My dad, who would be 86 now, and my husband who would be 66 both had asthma. I certainly remember class mates with hayfever.
I'm confused why putting clothes in a drawer -- something that's intended to hold clothes -- would warrant a second thought. What other use would a bedside drawer serve? The under-the-pillow thing has me fascinated. I've never heard of that tactic; it's clever. But if your PJs are so soiled that you won't put them in a drawer for fear of germs, then why would you put them somewhere that will come into contact with your face? Shouldn't they go in the wash instead?
It's likely our room stewards don't think about what we wear to bed at all, to be honest, but I would much rather have someone thinking that I sleep commando than thinking I'm messy or rude. I was taught that leaving your pajamas out for someone else to clean up is bad manners. Plus, as others have said, I'm weirded out by the thought of a stranger touching my clothes - particularly intimate ones.

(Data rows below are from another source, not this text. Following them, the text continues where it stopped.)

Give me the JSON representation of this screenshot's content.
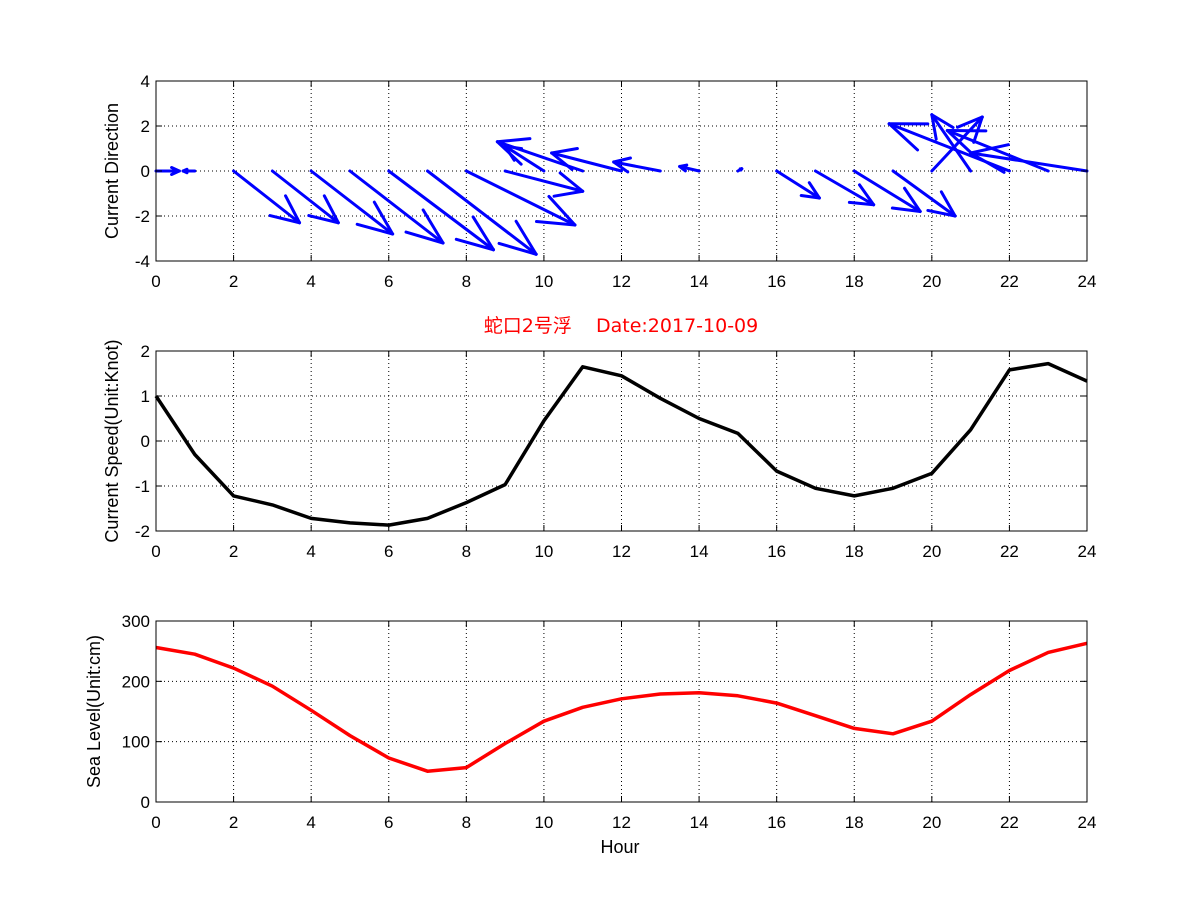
{
  "colors": {
    "arrow": "#0000ff",
    "speed": "#000000",
    "sea_level": "#ff0000",
    "title": "#ff0000"
  },
  "chart_data": [
    {
      "type": "quiver",
      "title": "",
      "xlabel": "",
      "ylabel": "Current Direction",
      "xlim": [
        0,
        24
      ],
      "ylim": [
        -4,
        4
      ],
      "grid": true,
      "xticks": [
        "0",
        "2",
        "4",
        "6",
        "8",
        "10",
        "12",
        "14",
        "16",
        "18",
        "20",
        "22",
        "24"
      ],
      "yticks": [
        "-4",
        "-2",
        "0",
        "2",
        "4"
      ],
      "x": [
        0,
        1,
        2,
        3,
        4,
        5,
        6,
        7,
        8,
        9,
        10,
        11,
        12,
        13,
        14,
        15,
        16,
        17,
        18,
        19,
        20,
        21,
        22,
        23,
        24
      ],
      "u": [
        0.6,
        -0.3,
        1.7,
        1.7,
        2.1,
        2.4,
        2.7,
        2.8,
        2.8,
        2.0,
        -1.0,
        -2.2,
        -1.8,
        -1.2,
        -0.5,
        0.1,
        1.1,
        1.5,
        1.7,
        1.6,
        1.3,
        -1.0,
        -3.1,
        -2.6,
        -3.0
      ],
      "v": [
        0,
        0,
        -2.3,
        -2.3,
        -2.8,
        -3.2,
        -3.5,
        -3.7,
        -2.4,
        -0.9,
        1.1,
        1.3,
        0.8,
        0.4,
        0.2,
        0.1,
        -1.2,
        -1.5,
        -1.8,
        -2.0,
        2.4,
        2.5,
        2.1,
        1.8,
        0.8
      ]
    },
    {
      "type": "line",
      "title": "蛇口2号浮    Date:2017-10-09",
      "xlabel": "",
      "ylabel": "Current Speed(Unit:Knot)",
      "xlim": [
        0,
        24
      ],
      "ylim": [
        -2,
        2
      ],
      "grid": true,
      "xticks": [
        "0",
        "2",
        "4",
        "6",
        "8",
        "10",
        "12",
        "14",
        "16",
        "18",
        "20",
        "22",
        "24"
      ],
      "yticks": [
        "-2",
        "-1",
        "0",
        "1",
        "2"
      ],
      "x": [
        0,
        1,
        2,
        3,
        4,
        5,
        6,
        7,
        8,
        9,
        10,
        11,
        12,
        13,
        14,
        15,
        16,
        17,
        18,
        19,
        20,
        21,
        22,
        23,
        24
      ],
      "values": [
        1.0,
        -0.3,
        -1.22,
        -1.42,
        -1.72,
        -1.82,
        -1.87,
        -1.72,
        -1.37,
        -0.97,
        0.45,
        1.65,
        1.45,
        0.95,
        0.5,
        0.17,
        -0.67,
        -1.05,
        -1.22,
        -1.05,
        -0.72,
        0.25,
        1.58,
        1.72,
        1.33
      ]
    },
    {
      "type": "line",
      "title": "",
      "xlabel": "Hour",
      "ylabel": "Sea Level(Unit:cm)",
      "xlim": [
        0,
        24
      ],
      "ylim": [
        0,
        300
      ],
      "grid": true,
      "xticks": [
        "0",
        "2",
        "4",
        "6",
        "8",
        "10",
        "12",
        "14",
        "16",
        "18",
        "20",
        "22",
        "24"
      ],
      "yticks": [
        "0",
        "100",
        "200",
        "300"
      ],
      "x": [
        0,
        1,
        2,
        3,
        4,
        5,
        6,
        7,
        8,
        9,
        10,
        11,
        12,
        13,
        14,
        15,
        16,
        17,
        18,
        19,
        20,
        21,
        22,
        23,
        24
      ],
      "values": [
        256,
        245,
        222,
        192,
        152,
        110,
        73,
        51,
        57,
        97,
        134,
        157,
        171,
        179,
        181,
        176,
        164,
        143,
        122,
        113,
        134,
        178,
        218,
        248,
        263
      ]
    }
  ]
}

Germs do love damp conditions, but cruise cabins are temperature controlled, which keeps humidity to a minimum. I've never sweated so much in my pajamas that they were wet when I woke up (unless I was ill or sleeping someplace hot in the summer without A-C). I'm not an expert, but I don't think germs can survive on surfaces for weeks: https://www.nhs.uk/common-health-que...side-the-body/
Funny conversation, and ultimately, to each their own!